University of Hawaiʻi at Mānoa Assistant Professor Zhi-Yan “Rock” Du from the Department of Molecular Biosciences and Bioengineering (MBBE) has received a $149,000 grant from the USDA’s National Institute of Food and Agriculture to jumpstart a project that will introduce the UH System to CRISPR, the basis of genetic editing technology.
Motivated to educate Hawaiʻi’s current and future workforce in this cutting-edge technology—and to better represent Native Hawaiians and other Pacific Islanders in science and technology disciplines—Du has initiated the first official CRISPR laboratory course at UH Mānoa, in addition to CRISPR workshops for baccalaureate and two-year postsecondary students within the UH System.
“This education project will address the educational disparities and needs of curriculum development, instructional delivery systems and expand student career opportunities,” said Du. “The long-term goal of this project is to develop agricultural and science literacy in Hawaiʻi by building competencies in molecular biology, genetics, biotechnology, agricultural science and science communication.”
Du and his graduate students and teaching assistants conducted an MBBE/BIOL 401Lab Molecular Biotechnology Lab-Gene Editing by CRISPR/Cas9 in spring 2023 and have also planned workshops in summer and fall, with the first workshop to launch in July 2023. Students will also utilize materials such as tropical maize from a current research project for this new education opportunity.
CRISPR for the future, food of Hawaiʻi
In the past decade, CRISPR genetic engineering tools have become an essential technology in numerous industries, including food and agriculture, drug development and therapy, as well as ongoing scientific research; however, Du said that CRISPR systems are “not well understood in the general community, leading to fears and misunderstandings about genetic engineering and an overall anti-science outlook.”

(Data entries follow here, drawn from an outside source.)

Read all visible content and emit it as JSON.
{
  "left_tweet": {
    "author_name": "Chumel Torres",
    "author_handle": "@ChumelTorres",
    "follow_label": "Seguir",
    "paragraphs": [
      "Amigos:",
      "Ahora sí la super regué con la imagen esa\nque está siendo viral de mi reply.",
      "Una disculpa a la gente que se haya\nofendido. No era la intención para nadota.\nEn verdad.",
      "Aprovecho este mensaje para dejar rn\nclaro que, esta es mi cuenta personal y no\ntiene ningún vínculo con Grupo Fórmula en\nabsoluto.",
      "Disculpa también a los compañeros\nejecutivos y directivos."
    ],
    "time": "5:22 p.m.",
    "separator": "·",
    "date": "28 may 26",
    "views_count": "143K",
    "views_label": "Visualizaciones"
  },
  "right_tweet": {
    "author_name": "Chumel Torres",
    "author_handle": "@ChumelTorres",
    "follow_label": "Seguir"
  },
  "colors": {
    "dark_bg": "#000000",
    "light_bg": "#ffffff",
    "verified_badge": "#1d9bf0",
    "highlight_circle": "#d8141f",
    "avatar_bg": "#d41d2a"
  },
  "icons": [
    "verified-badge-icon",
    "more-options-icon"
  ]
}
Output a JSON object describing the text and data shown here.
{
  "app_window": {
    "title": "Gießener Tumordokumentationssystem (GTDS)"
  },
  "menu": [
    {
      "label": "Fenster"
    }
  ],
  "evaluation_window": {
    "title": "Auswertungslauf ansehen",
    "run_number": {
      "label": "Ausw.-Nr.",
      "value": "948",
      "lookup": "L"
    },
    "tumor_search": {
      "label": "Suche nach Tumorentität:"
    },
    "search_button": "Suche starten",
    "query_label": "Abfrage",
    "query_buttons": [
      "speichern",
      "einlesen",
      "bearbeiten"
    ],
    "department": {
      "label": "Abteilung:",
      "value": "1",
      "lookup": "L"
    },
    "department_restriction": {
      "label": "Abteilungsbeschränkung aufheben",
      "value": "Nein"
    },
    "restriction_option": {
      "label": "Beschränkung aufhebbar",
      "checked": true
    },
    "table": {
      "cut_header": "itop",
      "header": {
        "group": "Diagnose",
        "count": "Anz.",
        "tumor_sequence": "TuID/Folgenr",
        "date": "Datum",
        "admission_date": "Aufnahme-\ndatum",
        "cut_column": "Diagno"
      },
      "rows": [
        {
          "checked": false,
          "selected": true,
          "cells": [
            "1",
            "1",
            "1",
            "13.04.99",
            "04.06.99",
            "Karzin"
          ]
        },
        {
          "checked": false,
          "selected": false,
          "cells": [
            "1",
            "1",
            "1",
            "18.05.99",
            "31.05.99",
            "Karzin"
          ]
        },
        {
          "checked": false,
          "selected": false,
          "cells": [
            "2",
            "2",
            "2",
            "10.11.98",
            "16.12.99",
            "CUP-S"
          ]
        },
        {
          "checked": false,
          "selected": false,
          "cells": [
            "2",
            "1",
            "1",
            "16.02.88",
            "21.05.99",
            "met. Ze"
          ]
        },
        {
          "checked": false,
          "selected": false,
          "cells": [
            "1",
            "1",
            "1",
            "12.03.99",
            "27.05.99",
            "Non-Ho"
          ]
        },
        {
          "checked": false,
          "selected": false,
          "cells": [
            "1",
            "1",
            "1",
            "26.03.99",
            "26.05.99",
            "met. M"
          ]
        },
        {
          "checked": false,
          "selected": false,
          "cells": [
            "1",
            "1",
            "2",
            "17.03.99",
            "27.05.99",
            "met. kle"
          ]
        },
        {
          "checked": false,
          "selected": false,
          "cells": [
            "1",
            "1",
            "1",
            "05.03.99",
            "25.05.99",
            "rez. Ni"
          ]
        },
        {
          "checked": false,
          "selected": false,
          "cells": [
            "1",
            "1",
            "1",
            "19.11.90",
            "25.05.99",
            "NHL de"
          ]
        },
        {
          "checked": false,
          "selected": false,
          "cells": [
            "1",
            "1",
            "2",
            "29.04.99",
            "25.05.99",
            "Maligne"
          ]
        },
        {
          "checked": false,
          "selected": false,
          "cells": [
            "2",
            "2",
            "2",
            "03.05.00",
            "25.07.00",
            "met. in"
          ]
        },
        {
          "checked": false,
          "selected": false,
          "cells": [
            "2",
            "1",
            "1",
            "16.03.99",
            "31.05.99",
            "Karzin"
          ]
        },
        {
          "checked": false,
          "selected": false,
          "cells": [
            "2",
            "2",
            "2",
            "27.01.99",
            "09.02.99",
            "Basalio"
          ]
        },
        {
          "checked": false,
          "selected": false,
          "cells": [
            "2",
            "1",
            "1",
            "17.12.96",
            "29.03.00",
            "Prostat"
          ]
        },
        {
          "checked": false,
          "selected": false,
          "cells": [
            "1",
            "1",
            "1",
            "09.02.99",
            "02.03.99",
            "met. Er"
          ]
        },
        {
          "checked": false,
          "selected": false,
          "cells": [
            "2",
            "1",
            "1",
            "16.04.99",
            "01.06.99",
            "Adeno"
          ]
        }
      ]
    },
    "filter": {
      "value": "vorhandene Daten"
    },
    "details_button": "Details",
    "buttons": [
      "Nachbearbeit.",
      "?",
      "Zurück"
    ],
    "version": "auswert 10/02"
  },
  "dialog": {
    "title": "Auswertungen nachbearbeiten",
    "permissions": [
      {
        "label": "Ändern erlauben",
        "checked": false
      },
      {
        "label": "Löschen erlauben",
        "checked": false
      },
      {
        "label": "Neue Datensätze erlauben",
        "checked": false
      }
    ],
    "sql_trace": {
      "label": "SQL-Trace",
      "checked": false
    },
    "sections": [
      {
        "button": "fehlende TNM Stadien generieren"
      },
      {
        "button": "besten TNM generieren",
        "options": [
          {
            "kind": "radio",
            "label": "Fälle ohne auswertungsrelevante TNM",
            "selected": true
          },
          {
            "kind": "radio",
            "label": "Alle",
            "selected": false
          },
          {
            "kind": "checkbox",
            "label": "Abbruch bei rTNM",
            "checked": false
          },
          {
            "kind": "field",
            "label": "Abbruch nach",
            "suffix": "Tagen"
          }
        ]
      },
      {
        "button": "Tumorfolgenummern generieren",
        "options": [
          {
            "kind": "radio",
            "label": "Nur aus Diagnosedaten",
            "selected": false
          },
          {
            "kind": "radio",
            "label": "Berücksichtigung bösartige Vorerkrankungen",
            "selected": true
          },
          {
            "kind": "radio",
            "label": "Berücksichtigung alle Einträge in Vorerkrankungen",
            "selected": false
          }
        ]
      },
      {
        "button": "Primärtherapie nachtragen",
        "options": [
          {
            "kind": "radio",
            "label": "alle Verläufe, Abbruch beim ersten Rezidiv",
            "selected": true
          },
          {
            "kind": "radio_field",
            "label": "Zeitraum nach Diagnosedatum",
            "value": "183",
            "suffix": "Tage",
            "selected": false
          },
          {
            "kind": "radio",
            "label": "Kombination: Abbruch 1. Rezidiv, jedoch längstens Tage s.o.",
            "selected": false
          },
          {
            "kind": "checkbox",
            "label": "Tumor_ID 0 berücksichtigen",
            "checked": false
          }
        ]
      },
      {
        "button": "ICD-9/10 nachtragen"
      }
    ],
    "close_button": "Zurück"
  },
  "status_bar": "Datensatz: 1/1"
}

“Hawaiʻi is heavily dependent on food imports,” said Du. “It’s urgent to simulate local agriculture and workforce development. The grant will promote the education of college students on novel non-transgenic genome editing technologies, such as CRISPR/Cas RNP (ribonucleoprotein) with gene gun/particle bombardment methods. Students will learn and practice the new genome-editing technologies. We hope to engage more students from UH Mānoa and other campuses, including community colleges, in food and agricultural careers for our future food security and quality.”